Birbirlerini tüketerek, sonsuza dek güçlenmeye devam ediyorlardı.
Neo da aynısını yapmak zorundaydı.
Barbatos’un eğitiminden sağ çıkmak istiyorsa, düşmanlarını yutması gerekiyordu.
Duyguları sakindi, ama zihni bunun yanlış olduğunu söylüyordu.
Birkaç hafta öncesine kadar normal bir insandı. Böyle bir şeyi bu kadar kolay kabul etmemeliydi.
Ama zihninin başka bir kısmı düşüncelerini mantıklı hale getirdi.
Underworld’de çok fazla zaman geçiren herkes deliliğe kapılır.
Canavarlar artık eskisi gibi değillerdi.
Artık sadece canavarlardı.
Savaştığı mantis…
…!
Aniden sarsıntılar başladı.
Şiddetleri arttı.
Sessiz orman gürültüyle sallandı.
“Underworld’de deprem var mı…?”
Neo sözlerini tamamlayamadı.
Sözler boğazında düğümlendi.
Hissetti.
Sarsıntının kaynağı ona doğru yaklaşıyordu.
Ve
duyuları çığlık atıyordu.
Ölüm hissi onu uyarıyordu.
Ona yaklaşan şey güçlüydü.
Elizabeth kadar güçlü, hatta ondan daha güçlü.
“Yüce Yarı Tanrı…”
Sarsıntılar durdu ve gökyüzünü kaplayan devasa bir gölge Neo’nun üzerine düştü.
Hareket etmedi, nefes almadı, kaçmadı.
Çevresine karışarak saklanmak için elinden geleni yaptı.
Yaşayanların dünyasındaki en güçlü varlıklar.
Onlar Yüce Yarı Tanrılardı.
Yüce Yarı Tanrılar kadar güçlü birine karşı hiçbir şey yapamazdı.
Neo başını kaldırmadı.
Bekledi.
Zaman geçti.
Bir saniye, iki saniye, üç saniye…
Gökyüzünden devasa bir el indi ve nehri oydu.
Sessizlik geri döndü.
Neo, korku içinde başını kaldırdı.
Gördüğüne inanamadı.
Devasa bir insansı varlık, gökyüzünü delen devasa bir gövdesi olan biri, ölümün yaklaştığını haber veren sesin kaynağıydı.
Varlık, avucuna aldığı nehri içti.
“Kanım… Nehre döktüğüm kanımı mı içmeye çalışıyor…?”
Neo, Barbatos’un sözlerini hatırladı.
Onun kanı bir nektardı.
Yüce Yarı Tanrıyı bulunduğu yere çağırmıştı.
Dev içmeyi bitirdi.
Oradan ayrılmadı ve orada durdu.
“Beni mi arıyor?”
Neo, kalbinin deli gibi attığını hissedebiliyordu.

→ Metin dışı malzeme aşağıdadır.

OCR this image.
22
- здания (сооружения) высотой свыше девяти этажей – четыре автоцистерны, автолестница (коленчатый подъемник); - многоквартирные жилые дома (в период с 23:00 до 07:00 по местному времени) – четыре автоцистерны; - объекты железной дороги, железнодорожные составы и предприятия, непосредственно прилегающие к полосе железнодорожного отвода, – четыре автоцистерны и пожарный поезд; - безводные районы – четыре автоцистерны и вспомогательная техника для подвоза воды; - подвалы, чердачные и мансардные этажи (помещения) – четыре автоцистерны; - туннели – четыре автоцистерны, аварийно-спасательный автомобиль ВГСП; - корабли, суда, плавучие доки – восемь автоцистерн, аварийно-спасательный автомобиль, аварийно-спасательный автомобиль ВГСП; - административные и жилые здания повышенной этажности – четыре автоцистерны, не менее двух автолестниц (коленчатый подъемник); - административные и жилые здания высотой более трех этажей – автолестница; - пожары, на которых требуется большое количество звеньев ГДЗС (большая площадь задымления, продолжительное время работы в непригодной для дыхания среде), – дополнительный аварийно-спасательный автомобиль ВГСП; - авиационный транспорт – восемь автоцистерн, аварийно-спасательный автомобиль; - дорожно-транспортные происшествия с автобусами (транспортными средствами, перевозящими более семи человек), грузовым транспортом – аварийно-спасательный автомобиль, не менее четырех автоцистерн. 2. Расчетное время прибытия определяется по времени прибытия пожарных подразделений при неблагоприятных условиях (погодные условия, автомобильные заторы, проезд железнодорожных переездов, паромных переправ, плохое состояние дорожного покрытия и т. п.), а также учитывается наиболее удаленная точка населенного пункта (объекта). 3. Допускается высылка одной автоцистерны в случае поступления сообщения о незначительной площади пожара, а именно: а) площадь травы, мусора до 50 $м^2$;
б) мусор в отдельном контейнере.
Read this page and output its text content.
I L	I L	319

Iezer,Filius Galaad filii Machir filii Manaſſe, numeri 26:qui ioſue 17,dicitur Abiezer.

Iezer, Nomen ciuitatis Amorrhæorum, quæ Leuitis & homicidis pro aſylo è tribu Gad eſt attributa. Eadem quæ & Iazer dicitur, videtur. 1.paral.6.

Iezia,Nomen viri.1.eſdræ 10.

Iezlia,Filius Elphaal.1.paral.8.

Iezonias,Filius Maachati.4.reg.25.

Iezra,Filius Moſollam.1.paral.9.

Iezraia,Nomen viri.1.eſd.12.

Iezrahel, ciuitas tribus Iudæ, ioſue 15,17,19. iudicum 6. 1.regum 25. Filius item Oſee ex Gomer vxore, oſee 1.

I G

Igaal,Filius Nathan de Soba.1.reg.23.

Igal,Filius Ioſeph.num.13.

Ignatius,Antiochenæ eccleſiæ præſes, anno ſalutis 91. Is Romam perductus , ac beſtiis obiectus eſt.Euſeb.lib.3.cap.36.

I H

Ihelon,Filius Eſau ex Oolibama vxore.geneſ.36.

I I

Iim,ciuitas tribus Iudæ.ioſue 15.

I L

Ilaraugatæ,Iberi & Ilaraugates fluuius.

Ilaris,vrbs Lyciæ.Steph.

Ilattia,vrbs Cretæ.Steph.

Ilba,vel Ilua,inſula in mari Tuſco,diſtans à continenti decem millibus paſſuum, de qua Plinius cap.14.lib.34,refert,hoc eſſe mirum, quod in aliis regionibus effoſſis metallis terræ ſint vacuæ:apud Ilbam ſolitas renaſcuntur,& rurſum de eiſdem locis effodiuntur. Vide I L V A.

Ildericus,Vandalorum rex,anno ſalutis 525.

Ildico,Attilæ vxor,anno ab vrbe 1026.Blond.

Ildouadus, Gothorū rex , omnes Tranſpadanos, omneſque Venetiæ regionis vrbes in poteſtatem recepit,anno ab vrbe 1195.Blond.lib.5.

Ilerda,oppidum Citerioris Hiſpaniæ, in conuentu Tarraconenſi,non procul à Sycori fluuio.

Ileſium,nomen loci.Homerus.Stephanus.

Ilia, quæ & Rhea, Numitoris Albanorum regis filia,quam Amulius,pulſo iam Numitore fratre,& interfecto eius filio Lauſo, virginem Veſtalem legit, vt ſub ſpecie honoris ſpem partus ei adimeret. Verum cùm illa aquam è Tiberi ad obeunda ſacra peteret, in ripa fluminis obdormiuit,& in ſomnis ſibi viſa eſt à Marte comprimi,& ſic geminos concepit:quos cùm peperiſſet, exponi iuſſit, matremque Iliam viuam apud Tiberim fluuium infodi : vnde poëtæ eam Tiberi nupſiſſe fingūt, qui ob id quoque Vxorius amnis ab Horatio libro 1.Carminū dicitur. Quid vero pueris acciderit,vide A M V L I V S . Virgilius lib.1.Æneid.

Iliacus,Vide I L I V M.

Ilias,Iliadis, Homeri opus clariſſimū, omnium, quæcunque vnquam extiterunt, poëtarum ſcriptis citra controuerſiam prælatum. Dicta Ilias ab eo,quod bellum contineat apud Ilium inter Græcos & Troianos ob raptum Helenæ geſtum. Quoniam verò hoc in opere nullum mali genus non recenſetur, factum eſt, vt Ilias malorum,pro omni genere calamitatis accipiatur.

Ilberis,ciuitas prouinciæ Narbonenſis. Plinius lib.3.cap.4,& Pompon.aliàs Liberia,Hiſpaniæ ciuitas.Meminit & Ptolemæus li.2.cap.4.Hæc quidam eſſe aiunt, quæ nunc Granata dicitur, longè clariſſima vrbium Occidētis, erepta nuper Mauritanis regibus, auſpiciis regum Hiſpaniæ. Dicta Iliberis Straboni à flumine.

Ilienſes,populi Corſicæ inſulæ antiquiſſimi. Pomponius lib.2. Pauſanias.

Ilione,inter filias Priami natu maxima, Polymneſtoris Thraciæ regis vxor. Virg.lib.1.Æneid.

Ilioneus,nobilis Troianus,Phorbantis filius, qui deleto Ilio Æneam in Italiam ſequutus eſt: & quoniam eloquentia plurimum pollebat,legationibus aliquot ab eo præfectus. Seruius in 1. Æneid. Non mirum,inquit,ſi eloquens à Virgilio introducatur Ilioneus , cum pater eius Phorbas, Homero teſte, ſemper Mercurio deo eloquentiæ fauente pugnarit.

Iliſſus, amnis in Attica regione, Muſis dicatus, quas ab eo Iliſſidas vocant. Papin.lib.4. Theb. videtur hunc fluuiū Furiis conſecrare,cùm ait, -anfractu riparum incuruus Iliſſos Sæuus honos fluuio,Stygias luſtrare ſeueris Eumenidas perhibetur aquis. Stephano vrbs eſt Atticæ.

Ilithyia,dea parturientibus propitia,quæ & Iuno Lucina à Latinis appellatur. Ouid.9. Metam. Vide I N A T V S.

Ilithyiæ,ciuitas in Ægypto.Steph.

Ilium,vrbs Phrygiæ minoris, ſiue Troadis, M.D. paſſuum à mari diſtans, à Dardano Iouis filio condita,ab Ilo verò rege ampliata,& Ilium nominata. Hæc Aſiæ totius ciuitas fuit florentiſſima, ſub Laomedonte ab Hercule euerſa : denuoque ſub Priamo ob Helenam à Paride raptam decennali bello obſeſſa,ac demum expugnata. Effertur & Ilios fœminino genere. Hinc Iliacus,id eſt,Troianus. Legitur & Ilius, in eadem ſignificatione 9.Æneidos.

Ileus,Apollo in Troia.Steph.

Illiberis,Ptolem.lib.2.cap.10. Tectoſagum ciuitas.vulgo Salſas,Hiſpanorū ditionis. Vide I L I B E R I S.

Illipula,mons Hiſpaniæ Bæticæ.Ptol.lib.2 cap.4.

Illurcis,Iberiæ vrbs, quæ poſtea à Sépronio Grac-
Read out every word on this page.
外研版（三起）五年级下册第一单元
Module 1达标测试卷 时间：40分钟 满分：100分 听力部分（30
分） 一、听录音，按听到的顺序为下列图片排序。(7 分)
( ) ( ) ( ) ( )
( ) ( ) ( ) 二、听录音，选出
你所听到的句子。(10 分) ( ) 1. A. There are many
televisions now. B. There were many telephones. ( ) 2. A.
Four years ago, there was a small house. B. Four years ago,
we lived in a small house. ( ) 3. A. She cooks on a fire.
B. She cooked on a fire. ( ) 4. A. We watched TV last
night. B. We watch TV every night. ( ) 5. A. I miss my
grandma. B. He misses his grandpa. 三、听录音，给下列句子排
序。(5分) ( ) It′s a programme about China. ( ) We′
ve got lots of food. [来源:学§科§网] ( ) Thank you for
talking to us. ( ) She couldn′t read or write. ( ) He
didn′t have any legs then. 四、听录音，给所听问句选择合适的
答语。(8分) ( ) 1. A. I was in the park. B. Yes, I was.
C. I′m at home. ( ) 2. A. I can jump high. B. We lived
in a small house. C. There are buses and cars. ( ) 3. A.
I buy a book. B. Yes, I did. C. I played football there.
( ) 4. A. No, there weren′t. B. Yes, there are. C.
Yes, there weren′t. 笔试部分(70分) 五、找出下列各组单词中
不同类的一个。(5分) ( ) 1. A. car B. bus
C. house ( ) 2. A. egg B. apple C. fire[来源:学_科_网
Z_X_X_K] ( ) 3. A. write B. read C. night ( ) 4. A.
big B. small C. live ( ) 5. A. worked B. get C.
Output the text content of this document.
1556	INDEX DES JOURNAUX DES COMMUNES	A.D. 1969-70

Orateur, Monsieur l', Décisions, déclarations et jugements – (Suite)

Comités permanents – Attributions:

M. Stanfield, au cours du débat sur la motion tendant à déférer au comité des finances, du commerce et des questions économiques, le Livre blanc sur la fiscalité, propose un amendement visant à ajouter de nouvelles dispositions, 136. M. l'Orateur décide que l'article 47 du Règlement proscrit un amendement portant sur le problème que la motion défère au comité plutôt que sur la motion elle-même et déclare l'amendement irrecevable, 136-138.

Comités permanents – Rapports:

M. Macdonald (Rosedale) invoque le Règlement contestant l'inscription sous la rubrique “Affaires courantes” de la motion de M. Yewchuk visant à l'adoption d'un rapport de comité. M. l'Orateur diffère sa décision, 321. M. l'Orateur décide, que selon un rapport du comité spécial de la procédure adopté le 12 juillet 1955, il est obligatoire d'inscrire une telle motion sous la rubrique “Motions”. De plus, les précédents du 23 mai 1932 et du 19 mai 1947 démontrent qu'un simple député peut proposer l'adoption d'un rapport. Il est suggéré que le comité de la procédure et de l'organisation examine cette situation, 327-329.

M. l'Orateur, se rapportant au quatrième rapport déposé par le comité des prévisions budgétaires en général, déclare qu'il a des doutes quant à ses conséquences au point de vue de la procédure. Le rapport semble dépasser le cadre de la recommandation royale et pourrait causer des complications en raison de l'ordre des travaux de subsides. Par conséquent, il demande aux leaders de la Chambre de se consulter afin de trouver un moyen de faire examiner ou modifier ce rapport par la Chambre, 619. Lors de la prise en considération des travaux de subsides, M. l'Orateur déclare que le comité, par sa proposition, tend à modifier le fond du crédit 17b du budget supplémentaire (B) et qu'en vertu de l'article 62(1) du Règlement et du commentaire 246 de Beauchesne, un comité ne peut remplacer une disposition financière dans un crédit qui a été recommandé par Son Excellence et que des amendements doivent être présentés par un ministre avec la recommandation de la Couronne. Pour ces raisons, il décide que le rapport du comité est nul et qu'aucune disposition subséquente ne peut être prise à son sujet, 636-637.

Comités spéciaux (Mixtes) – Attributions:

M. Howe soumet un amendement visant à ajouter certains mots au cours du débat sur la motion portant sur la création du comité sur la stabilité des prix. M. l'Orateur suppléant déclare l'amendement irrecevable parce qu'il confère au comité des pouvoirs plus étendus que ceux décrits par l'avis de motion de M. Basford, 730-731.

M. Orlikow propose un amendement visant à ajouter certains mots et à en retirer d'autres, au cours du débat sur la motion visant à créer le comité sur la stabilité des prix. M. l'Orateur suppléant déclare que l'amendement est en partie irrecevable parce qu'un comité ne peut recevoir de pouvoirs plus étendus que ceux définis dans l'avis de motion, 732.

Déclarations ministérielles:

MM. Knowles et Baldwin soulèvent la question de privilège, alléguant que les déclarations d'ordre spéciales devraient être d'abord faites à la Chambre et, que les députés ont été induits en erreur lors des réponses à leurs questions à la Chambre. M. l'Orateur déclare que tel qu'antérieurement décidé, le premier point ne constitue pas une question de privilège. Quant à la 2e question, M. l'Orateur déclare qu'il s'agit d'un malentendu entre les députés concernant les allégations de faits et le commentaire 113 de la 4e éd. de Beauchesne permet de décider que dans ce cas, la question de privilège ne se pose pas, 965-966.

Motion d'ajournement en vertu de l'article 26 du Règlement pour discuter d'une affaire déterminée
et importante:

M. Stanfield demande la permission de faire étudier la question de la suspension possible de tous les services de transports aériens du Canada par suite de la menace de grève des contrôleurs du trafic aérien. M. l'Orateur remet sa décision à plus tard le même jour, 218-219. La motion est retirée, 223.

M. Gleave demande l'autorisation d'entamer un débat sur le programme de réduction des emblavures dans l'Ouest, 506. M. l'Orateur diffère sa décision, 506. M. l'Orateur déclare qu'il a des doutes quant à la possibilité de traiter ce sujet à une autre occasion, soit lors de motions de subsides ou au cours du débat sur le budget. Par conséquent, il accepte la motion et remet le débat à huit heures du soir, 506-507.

Ölüm Affinity’si onu uyarıyordu.
Aniden her şey sessizleşti.
Uyarılara son verildi.
Sarsıntılar başladı. Dev, her adımında hayal edilemeyecek bir mesafeyi kat etti ve gitti.
Neo’nun bacakları güçsüzleşti.
Düştü.
Nefes nefese kalmıştı.
“Lanet olsun… çok korkutucuydu…”
Oyulmuş toprak, akan nehrin yardımıyla yeniden dolmaya başlayınca ayağa kalktı.
“… Mantis cesedini yiyeceğim.”
Devle karşılaşması, düşüncelerini netleştirdi.
Underworld’de ahlakı onu koruyamazdı.
Tereddüt edemezdi.
Hayatta kalmak istiyorsa, daha güçlü olmak en azından gerekliydi.